Enchanted April Set Design

The magic words in Patrick Barber's adaptation of Elizabeth Von Arnim's Enchanted April are "sunshine and wisteria"— the romantic prospect thereof spurring four Englishwomen to flee the gloom of their native Hampstead in 1922 for an Italian holiday that will forever change their lives. Wisteria is no domesticated back-yard bloom, however, but sturdy-trunked garden foliage demanding very specific meteorological conditions — among them, full sunshine for six weeks.

This means that a quick trip to a Chicago neighborhood florist is unlikely to bring forth wisteria, live or artificial — so how did Idle Muse, a small storefront theater company with a likewise restricted budget, secure this rare blossom evoking ecstatic anticipation in the pilgrims who follow its call to seek the light?

"Enchanted April is a memory piece," says scenic designer Dennis Mae, "and as such, invites illusion, and abstraction, over strict realism. Evan [Jackson], our director, mentioned to me at an early conference that he wanted to incorporate Impressionism into the visual scheme, but he also wanted it to be a collaborative effort, evolving slowly, with all of the company members contributing their ideas. Wisteria wasn't even a consideration at that point."

Lottie, who narrates the story, names several other kinds of flowers growing on the estate, leading some productions of this play to flood their stages with strings and clusters of generic flora, like party decorations at a luau. How did this one specific element become so important?

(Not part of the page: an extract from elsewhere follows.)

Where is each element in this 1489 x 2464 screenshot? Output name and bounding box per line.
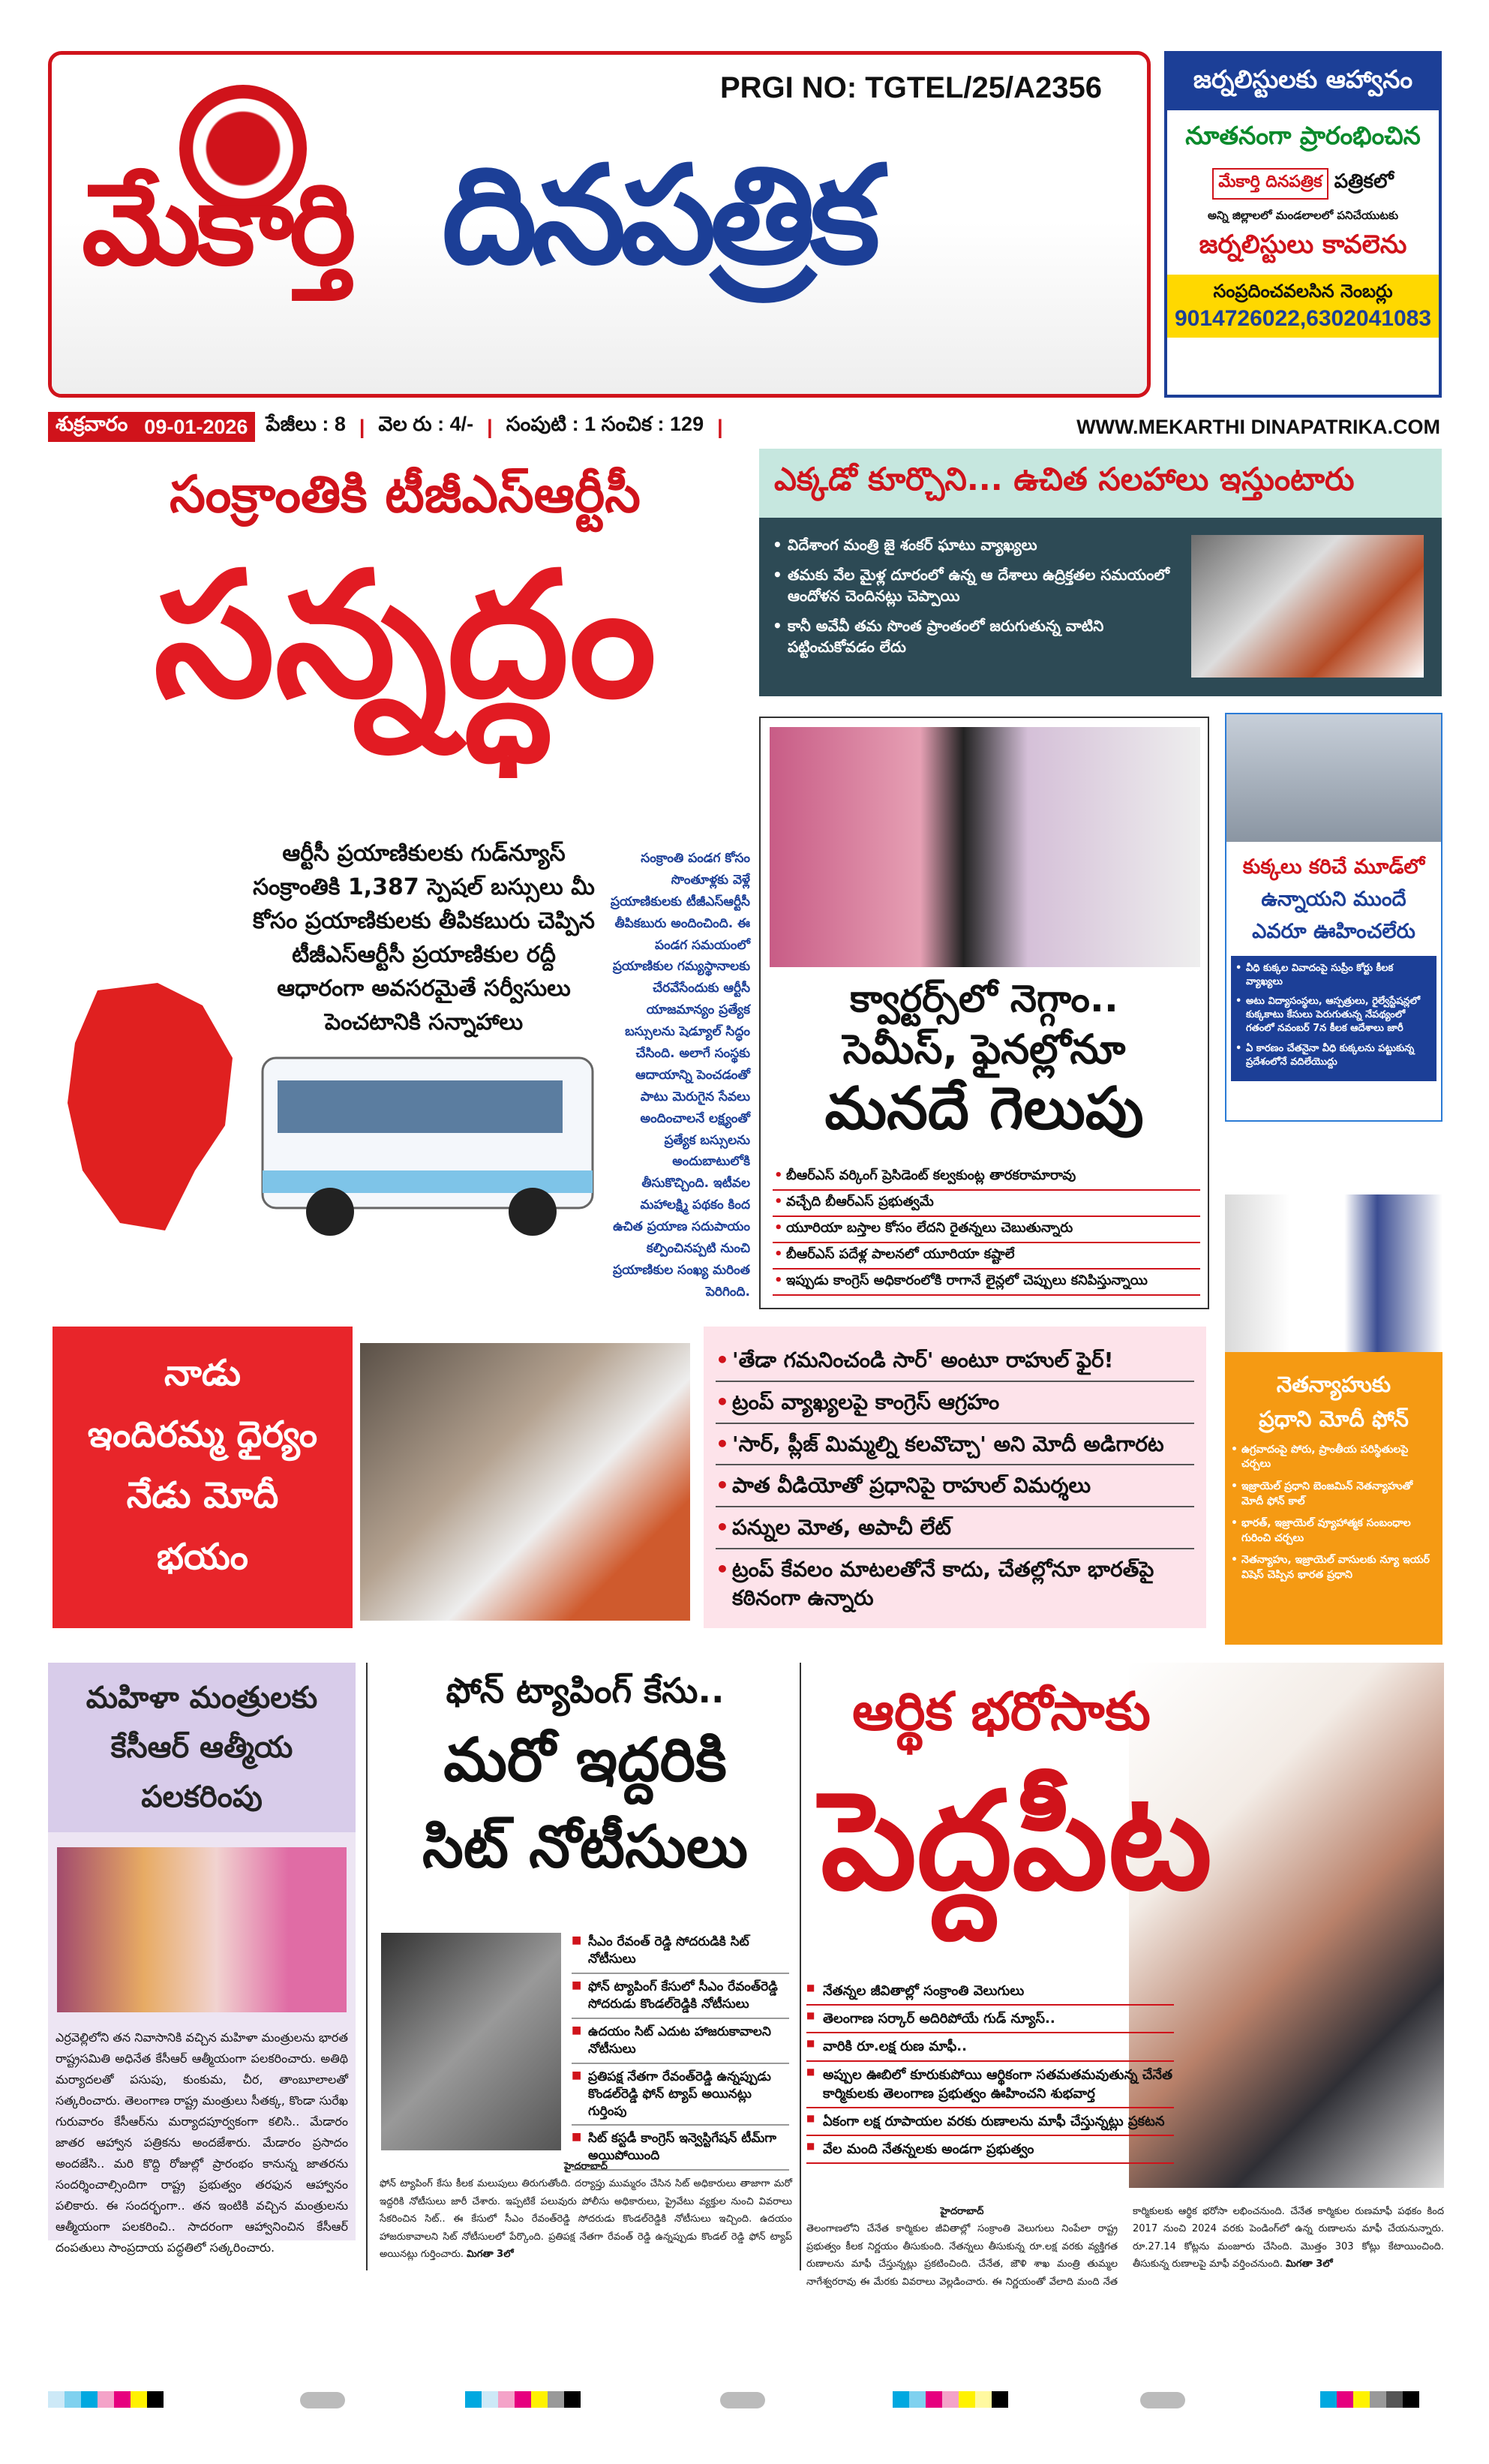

"My first vision was of impressionistic spring landscapes," Mae recalls, "but that winter, I'd assigned the play as a project for one of my design classes, and the students had brought in scores of photographs showing wisteria boughs and canopies." He sighs, "So when [production manager] Tristan Brandon called for some modifications in my original concept, I decided that we needed some 3-D wisteria to anchor Evan's wish for a tangible, interactive world — as opposed to merely an 'impression' of wisteria."

In the final staging, the "3-D" wisteria is seen only on a trellis and hanging from the patio rafters, surrounded by a dappled multi-hued floor suggesting beds of ground flowers — iris, pansies, snapdragons, etc.— and wisteria-blue curtains representing walls covered in climbing vines.

"Real flowers would have been prohibitive, but after searching, I found some high-quality artificial wisteria made in China, and, luckily, a wholesaler in Florida with a stock of it — import costs being likewise prohibitive — though the six dozen stems we wound up ordering almost broke our bank."

Considering the religious fervor with which the characters speak of them, that's a lot of enchantment invested in these horticultural icons. Mae concurs, "Painted flowers alongside silk flowers clash, ruining whatever effect either could achieve alone, and too many flowers, of any kind, would have competed with them. So we gave wisteria the pride of place at upstage center, thus keeping the focus where it belongs."